Keeley’s decision not to seek re-election came as an afterthought. “Weeks after I filed, I had the feeling that it was time to leave the General Assembly. [It was time] to give someone else the opportunity to fulfill their dreams to help the community,” she said. “I had no opposition this year, it would have been easy for me, but I couldn’t live with myself if I did that.”

Keeley’s 11 terms in office are testament to her popularity among voters. Her perseverance personifies the adage, “If at first you don’t succeed, try, try again.” She lost three elections before winning her seat in 1996.

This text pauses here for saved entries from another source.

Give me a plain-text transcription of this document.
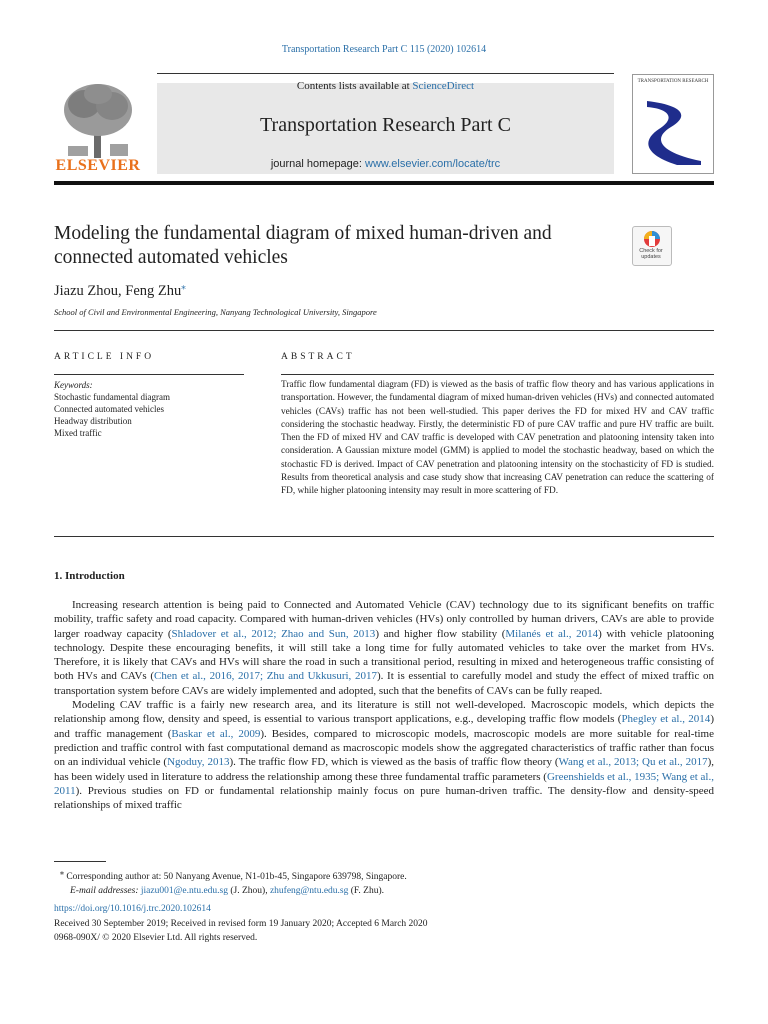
Transportation Research Part C 115 (2020) 102614
ELSEVIER
Contents lists available at ScienceDirect
Transportation Research Part C
journal homepage: www.elsevier.com/locate/trc
TRANSPORTATION RESEARCH
Modeling the fundamental diagram of mixed human-driven and connected automated vehicles	Check for updates
Jiazu Zhou, Feng Zhu⁎
School of Civil and Environmental Engineering, Nanyang Technological University, Singapore
ARTICLE INFO	ABSTRACT
Keywords:
Stochastic fundamental diagram
Connected automated vehicles
Headway distribution
Mixed traffic
Traffic flow fundamental diagram (FD) is viewed as the basis of traffic flow theory and has various applications in transportation. However, the fundamental diagram of mixed human-driven vehicles (HVs) and connected automated vehicles (CAVs) traffic has not been well-studied. This paper derives the FD for mixed HV and CAV traffic considering the stochastic headway. Firstly, the deterministic FD of pure CAV traffic and pure HV traffic are built. Then the FD of mixed HV and CAV traffic is developed with CAV penetration and platooning intensity taken into consideration. A Gaussian mixture model (GMM) is applied to model the stochastic headway, based on which the stochastic FD is derived. Impact of CAV penetration and platooning intensity on the stochasticity of FD is studied. Results from theoretical analysis and case study show that increasing CAV penetration can reduce the scattering of FD, while higher platooning intensity may result in more scattering of FD.
1. Introduction

Increasing research attention is being paid to Connected and Automated Vehicle (CAV) technology due to its significant benefits on traffic mobility, traffic safety and road capacity. Compared with human-driven vehicles (HVs) only controlled by human drivers, CAVs are able to provide larger roadway capacity (Shladover et al., 2012; Zhao and Sun, 2013) and higher flow stability (Milanés et al., 2014) with vehicle platooning technology. Despite these encouraging benefits, it will still take a long time for fully automated vehicles to take over the market from HVs. Therefore, it is likely that CAVs and HVs will share the road in such a transitional period, resulting in mixed and heterogeneous traffic consisting of both HVs and CAVs (Chen et al., 2016, 2017; Zhu and Ukkusuri, 2017). It is essential to carefully model and study the effect of mixed traffic on transportation system before CAVs are widely implemented and adopted, such that the benefits of CAVs can be fully reaped.

Modeling CAV traffic is a fairly new research area, and its literature is still not well-developed. Macroscopic models, which depicts the relationship among flow, density and speed, is essential to various transport applications, e.g., developing traffic flow models (Phegley et al., 2014) and traffic management (Baskar et al., 2009). Besides, compared to microscopic models, macroscopic models are more suitable for real-time prediction and traffic control with fast computational demand as macroscopic models show the aggregated characteristics of traffic rather than focus on an individual vehicle (Ngoduy, 2013). The traffic flow FD, which is viewed as the basis of traffic flow theory (Wang et al., 2013; Qu et al., 2017), has been widely used in literature to address the relationship among these three fundamental traffic parameters (Greenshields et al., 1935; Wang et al., 2011). Previous studies on FD or fundamental relationship mainly focus on pure human-driven traffic. The density-flow and density-speed relationships of mixed traffic

⁎ Corresponding author at: 50 Nanyang Avenue, N1-01b-45, Singapore 639798, Singapore.
E-mail addresses: jiazu001@e.ntu.edu.sg (J. Zhou), zhufeng@ntu.edu.sg (F. Zhu).
https://doi.org/10.1016/j.trc.2020.102614
Received 30 September 2019; Received in revised form 19 January 2020; Accepted 6 March 2020
0968-090X/ © 2020 Elsevier Ltd. All rights reserved.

On the House floor, Keeley sponsored bills ranging from an amendment to hemp-cultivation regulations to the creation of a study group examining shift-worker protection. She served on various committees, including revenue and finance, of which she was chair, and gaming and parimutuels, of which she was vice chair.

She also rallied successfully for the establishment of the statewide foreclosure mediation program, among other initiatives. She worked amicably under four governors, beginning with Tom Carper. She said her face-to-face connections with her constituents were the greatest rewards of her tenure.

“It’s both seeing people and being a part of their lives for 22 years. Most gratifying is that constituent who didn’t know how to navigate the system, and then is able to do it on her own,” she said.

What are her hopes for Delaware’s future?

“Making sure that our diverse, robust cultures are respected and that sometimes the divide between north of the [C&D] Canal and south of the canal can be minimized,” she said.” We’re all Delawareans, and all really need each other.”